Affiliation:
1. School of Engineering Science University of Chinese Academy of Sciences Beijing China
2. Institute of Porous Flow & Fluid Mechanics Chinese Academy of Sciences Langfang China
3. Research Institute of Petroleum Exploration & Development, PetroChina Beijing China
4. Qinghai Oilfield Research Institute of Petroleum Exploration & Development, PetroChina Dunhuang China
5. College of Pipeline and Civil Engineering China University of Petroleum (East China) Qingdao China
Abstract
AbstractHuff‐n‐puff (HnF) is a crucial technology for effectively enhancing the oil recovery (EOR) of tight oil reservoirs. Soaking period is the primary platform for injection medium interacting with formation fluid and reservoir rock in HnF. Elucidating the micro‐percolation mechanism of the soaking period is immensely significant for guiding oilfield production practices.

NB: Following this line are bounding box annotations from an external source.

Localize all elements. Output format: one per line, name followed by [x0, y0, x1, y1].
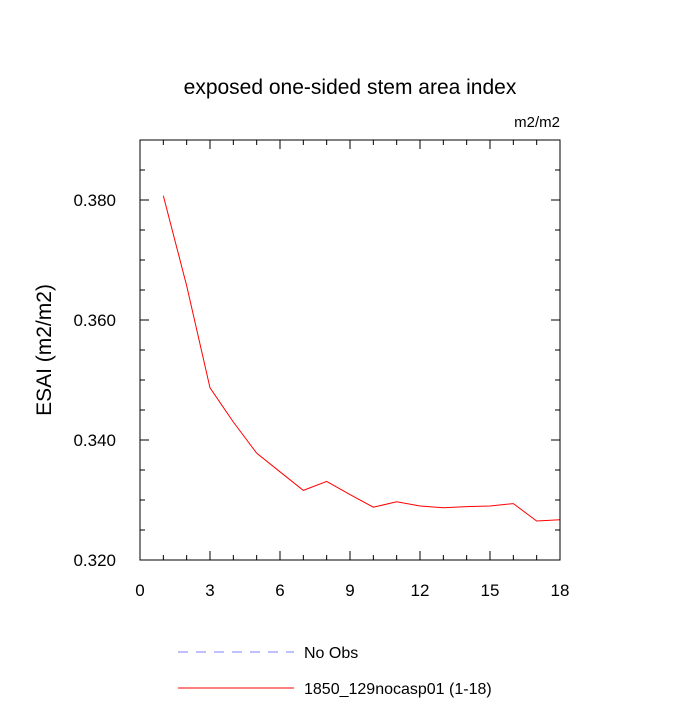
y-tick-label: 0.380 — [73, 191, 116, 210]
x-tick-label: 6 — [275, 581, 284, 600]
legend-label: No Obs — [304, 645, 358, 662]
plot-frame — [139, 139, 561, 561]
legend: No Obs 1850_129nocasp01 (1-18) — [178, 645, 492, 698]
axis-ticks: 0 3 6 9 12 15 18 0.320 0.340 0.360 0.380 — [73, 139, 570, 600]
x-tick-label: 18 — [551, 581, 570, 600]
x-tick-label: 3 — [205, 581, 214, 600]
series-layer — [162, 195, 561, 522]
x-tick-label: 0 — [135, 581, 144, 600]
y-tick-label: 0.340 — [73, 431, 116, 450]
x-tick-label: 12 — [411, 581, 430, 600]
x-tick-label: 15 — [481, 581, 500, 600]
legend-label: 1850_129nocasp01 (1-18) — [304, 681, 492, 698]
y-axis-label: ESAI (m2/m2) — [33, 284, 56, 416]
chart-title: exposed one-sided stem area index — [184, 76, 517, 99]
x-tick-label: 9 — [345, 581, 354, 600]
y-tick-label: 0.360 — [73, 311, 116, 330]
units-label: m2/m2 — [514, 114, 560, 131]
series-line — [162, 195, 561, 522]
y-tick-label: 0.320 — [73, 551, 116, 570]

The present study established a physical simulation method combining HnF experiments with nuclear magnetic resonance to reveal the microscopic percolation mechanisms, including water, fracturing fluid, and surfactant. Furthermore, the impacts of soaking time, HnF cycles, wettability, and pore structure on oil recovery degree were quantified. The results demonstrate the crucial significance of wettability and pore structure in the soaking period. The dominant mechanism during water HnF in reservoirs characterized by well‐connected pore networks and minimal clay pores is micropore imbibition, while conversely, macropore displacement plays a predominant role. The oil recovery degree of fracturing fluid HnF primarily relies on mitigating solid‐fluid forces within macropores. The surfactant HnF in preferential water‐ and oil‐wet reservoirs is primarily governed by oil films stripped from macropore walls and micropore imbibition, respectively. Specifically, water and fracturing fluid HnF are suitable for shorter soaking time and fewer HnF cycles, whereas the surfactant HnF exhibits an inverse relationship.